[KERN] Sep 10 14:00:38 bahamut kernel: mce: [Hardware Error]: Machine check events logged
[KERN] Sep 10 14:00:38 bahamut kernel: [Hardware Error]: Corrected error, no action required.
[KERN] Sep 10 14:00:38 bahamut kernel: [Hardware Error]: CPU:13 (17:1:1) MC1_STATUS[-|CE|MiscV|-|-|-|-|
[KERN] Sep 10 14:00:38 bahamut kernel: [Hardware Error]: IPID: 0x000100b000000000, Syndrome: 0x000000004a000000
[KERN] Sep 10 14:00:38 bahamut kernel: [Hardware Error]: Instruction Fetch Unit Extended Error Code: 11
[KERN] Sep 10 14:00:38 bahamut kernel: [Hardware Error]: Instruction Fetch Unit Error: L2 BTB multi-match error.
[KERN] Sep 10 14:00:38 bahamut kernel: [Hardware Error]: cache level: L1, tx: INSN, mem-tx: IRD
I had this one that is kind of similar (maybe not really.... just both involve caches and were corrected errors). In my correspondence with AMD support, they said it may be due to my overclocked memory, could also be your case as you indicate that you are running at near unstable values for your system. I would suggest seeing if you can reproduce it at lower (e.g. 2800) or stock RAM speeds. In my case I have seen my MCE only once during a test period of over 7 days running ryzen-kill.sh 8 (modified with -j 2 and to remove apt-get lines, installed those dependencies manually as I'm running Arch like you are) and prime95 at the same time with my RAM at 3066 after receiving RMA processor after having the segfault problem with my first one. My MCE appears to be unrelated to the segfault issue (I didn't see it on the CPU that had the segfault problem and did see it on this otherwise problem free one), have you tried running the ryzen-kill.sh test script? Is your system otherwise stable at this RAM speed (e.g. passes prime95 blend test for at least several days)? That was with X370 K7's F6 bios. I am seeing better stability with the F7a bios (brings AGESA 220.127.116.11b) and am now running the same test set but at a (so far) stable 3200 MHz. I have not yet seen the MCE appear again.
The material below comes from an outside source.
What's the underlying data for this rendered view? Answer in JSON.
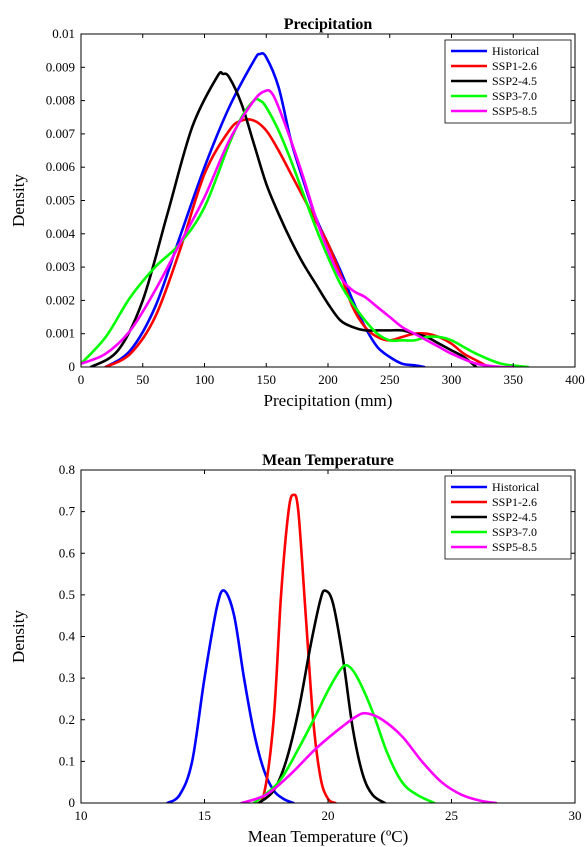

If you don't see the code again then I think nothing needs to be done. These kinds of errors *shouldn't* happen, but of course do on real hardware (hence why we have ECC RAM etc... ), it was discovered and corrected so unless it is a semi-regular occurrence it is probably fine. Can't hurt to contact AMD support directly, but I think they will ask for you to reproduce it at non-overclocked RAM speeds.